Friday, February 16, 2024

Location, location, location - and other keys to dream reentry

 




The realtor's familiar slogan applies to the technique of dream re-entry as well as the property game. The easiest way for you to back inside a dream is to hold your focus on the dream location. Your initial memories may be fuzzy, but a single landmark - even a single shape or color - may be sufficient to enable you to shift your consciousness into a vivid and complex scene.


Be open to possibility! The geography of the dream world is not that of the Times atlas or the Mobil guides. In dreams you may find yourself in familiar locales, including places from your past – Grandpa’s place, or your childhood home – that may or may not have changed. You may also visit unfamiliar but realistic locations, often clues that your dream contains precognitive or other “psychic” material. You may find yourself in scenes from a different historical epoch (past or future), in a different galaxy, in otherworldly locales, or in free-flowing situations where nothing conforms to the supposed laws of the physical world. One of the purposes of dream reentry is to establish where in the worlds you are. The typical dreamer, after waking, has no more idea where he spent the night than an amnesiac drunk.

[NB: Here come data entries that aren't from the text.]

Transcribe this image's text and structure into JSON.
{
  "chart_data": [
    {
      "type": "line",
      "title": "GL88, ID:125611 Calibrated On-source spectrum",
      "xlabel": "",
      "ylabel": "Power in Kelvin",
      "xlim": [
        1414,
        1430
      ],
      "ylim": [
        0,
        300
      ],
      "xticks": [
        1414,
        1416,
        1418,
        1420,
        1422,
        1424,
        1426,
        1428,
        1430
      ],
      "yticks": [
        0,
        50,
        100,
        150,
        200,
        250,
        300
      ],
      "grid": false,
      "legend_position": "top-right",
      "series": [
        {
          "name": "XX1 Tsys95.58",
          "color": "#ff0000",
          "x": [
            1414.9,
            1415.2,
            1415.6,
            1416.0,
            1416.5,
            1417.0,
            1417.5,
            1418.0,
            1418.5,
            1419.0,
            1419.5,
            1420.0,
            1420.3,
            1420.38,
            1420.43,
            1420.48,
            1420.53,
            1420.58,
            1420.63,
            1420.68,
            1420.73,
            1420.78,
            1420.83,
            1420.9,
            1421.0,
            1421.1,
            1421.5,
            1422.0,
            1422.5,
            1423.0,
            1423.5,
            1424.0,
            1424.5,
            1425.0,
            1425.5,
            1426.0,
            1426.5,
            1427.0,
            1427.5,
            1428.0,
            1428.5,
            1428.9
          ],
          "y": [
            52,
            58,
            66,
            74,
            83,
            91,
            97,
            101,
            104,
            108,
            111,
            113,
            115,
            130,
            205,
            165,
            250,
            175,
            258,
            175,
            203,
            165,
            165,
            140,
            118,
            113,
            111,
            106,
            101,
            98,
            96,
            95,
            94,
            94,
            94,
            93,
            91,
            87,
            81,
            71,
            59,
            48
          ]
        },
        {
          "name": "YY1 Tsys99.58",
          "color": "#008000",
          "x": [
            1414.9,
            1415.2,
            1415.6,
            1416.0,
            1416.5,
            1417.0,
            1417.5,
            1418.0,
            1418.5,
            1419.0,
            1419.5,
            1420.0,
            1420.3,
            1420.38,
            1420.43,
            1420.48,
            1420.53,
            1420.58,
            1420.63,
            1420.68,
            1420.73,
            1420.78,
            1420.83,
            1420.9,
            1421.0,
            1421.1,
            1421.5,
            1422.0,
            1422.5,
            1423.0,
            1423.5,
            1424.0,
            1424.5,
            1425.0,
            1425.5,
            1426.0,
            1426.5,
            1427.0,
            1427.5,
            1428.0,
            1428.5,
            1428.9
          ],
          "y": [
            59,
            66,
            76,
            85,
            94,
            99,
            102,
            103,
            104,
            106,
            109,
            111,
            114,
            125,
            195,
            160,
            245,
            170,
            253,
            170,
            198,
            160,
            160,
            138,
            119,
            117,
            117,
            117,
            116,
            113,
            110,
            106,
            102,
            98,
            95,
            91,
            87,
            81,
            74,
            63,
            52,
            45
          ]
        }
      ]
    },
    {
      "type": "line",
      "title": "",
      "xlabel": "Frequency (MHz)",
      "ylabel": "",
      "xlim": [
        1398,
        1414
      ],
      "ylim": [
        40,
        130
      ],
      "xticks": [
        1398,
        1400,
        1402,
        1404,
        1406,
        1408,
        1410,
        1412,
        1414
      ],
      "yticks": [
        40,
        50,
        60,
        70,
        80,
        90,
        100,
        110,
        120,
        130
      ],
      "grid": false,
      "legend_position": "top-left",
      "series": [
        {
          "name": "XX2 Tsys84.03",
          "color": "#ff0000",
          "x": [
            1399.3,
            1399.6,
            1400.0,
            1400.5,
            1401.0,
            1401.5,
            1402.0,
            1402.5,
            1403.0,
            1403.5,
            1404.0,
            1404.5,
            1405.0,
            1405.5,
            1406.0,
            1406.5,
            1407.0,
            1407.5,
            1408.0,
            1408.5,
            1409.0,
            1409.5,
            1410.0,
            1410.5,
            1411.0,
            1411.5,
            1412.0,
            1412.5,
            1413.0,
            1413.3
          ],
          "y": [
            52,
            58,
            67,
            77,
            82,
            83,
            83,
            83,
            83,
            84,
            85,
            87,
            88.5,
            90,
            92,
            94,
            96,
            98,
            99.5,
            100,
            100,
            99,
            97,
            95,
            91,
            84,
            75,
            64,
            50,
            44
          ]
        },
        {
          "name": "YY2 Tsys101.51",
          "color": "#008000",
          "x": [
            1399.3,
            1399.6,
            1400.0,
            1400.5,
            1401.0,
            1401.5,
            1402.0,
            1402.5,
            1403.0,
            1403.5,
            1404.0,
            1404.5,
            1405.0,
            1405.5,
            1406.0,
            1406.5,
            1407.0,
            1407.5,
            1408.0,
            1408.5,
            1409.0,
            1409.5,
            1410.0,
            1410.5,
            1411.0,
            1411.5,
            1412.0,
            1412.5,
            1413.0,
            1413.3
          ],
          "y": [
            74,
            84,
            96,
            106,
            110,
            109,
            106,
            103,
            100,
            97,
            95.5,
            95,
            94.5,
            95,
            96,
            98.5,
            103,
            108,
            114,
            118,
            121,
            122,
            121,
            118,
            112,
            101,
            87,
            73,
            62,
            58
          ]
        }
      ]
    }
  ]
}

The best time to try to reenter a dream is often immediately after you have come out of it. By snuggling down in bed and rehearsing the postures of sleep, you may be able to slide back into the dream in a gentle and natural way. But your work schedule may not allow you leisure to do this. And if your dream contains deeply disturbing material, you may need to wait until you are ready to deal with it. You may also feel you need the support of a partner or a drumming session.

But here is a simple technique for dream reentry you can use in the privacy of your bedroom or easy chair:

1. Find your question. What is your main question about the dream you wish to explore? Try to formulate that question as clearly and successfully as possible. Write it down. This will help to establish your focus. During your exploration, you will use this question like a flashlight or a miner’s lamp. It might be quite specific, or as general as, “What is this dream telling me?”

2. Focus on your target. Summon back as many details of your dream location as you can. This is the scene you are going to reenter. Maybe you have multisensory impressions of it. How does the air feel? What can you hear? Are there any distinctive smells?

3. Ask yourself who or what inside the dream can best answer your question. When you reenter the dream, you may be able to communicate directly with one of your dream figures.

4. Relax. Get into a comfortable position, sitting or lying down. Take some deep breaths. Breathe in through your nose, out through your mouth. As you exhale, try to release any pain or tension you are holding in your body and wish it outside your space. You may find it helps to count yourself down – from twenty to one – as you let your consciousness slide toward your selected locale. Or you may wish to put on meditation music or a drumming tape.

5. Move into your dream locale. Look around carefully to identify exactly where you are. You may notice many details you forgot or overlooked before. Do you know this place? Do you feel you are inside a scene from another time, or another order of reality?

6. Let the action unfold. Don’t interfere with the spontaneous flow of images. You have full power to choose how you will interact with your dream characters and respond to any challenges that are presented to you. Your dream reentry may take you beyond the point at which the original dream ended; if the first dream was unresolved or aborted, this is part of your design. Your new dream may also introduce characters and events that were not in the original dream. This is fine; your underlying purpose is not to reproduce the earlier version, but to move closer to the source from which dream images flow.

7. Dialogue with dream characters. You may find a dream character who can answer all your questions. Your selection is not confined to humans. Dreams are full of “persons other than human” (to borrow an Ojibwa phrase). There is no such thing as an inanimate object in dreams.

8. Expect the unexpected. Because the dream source is wiser than the ego, it may be telling you something more important than the question you decided to ask.

9. Map your journey. Pay attention to how you return from the dreamscape, as well as the paths you took through it.



Text adapted from Conscious Dreaming: A Spiritual Path for Everyday Life by Robert Moss. Published by Three Rivers Press.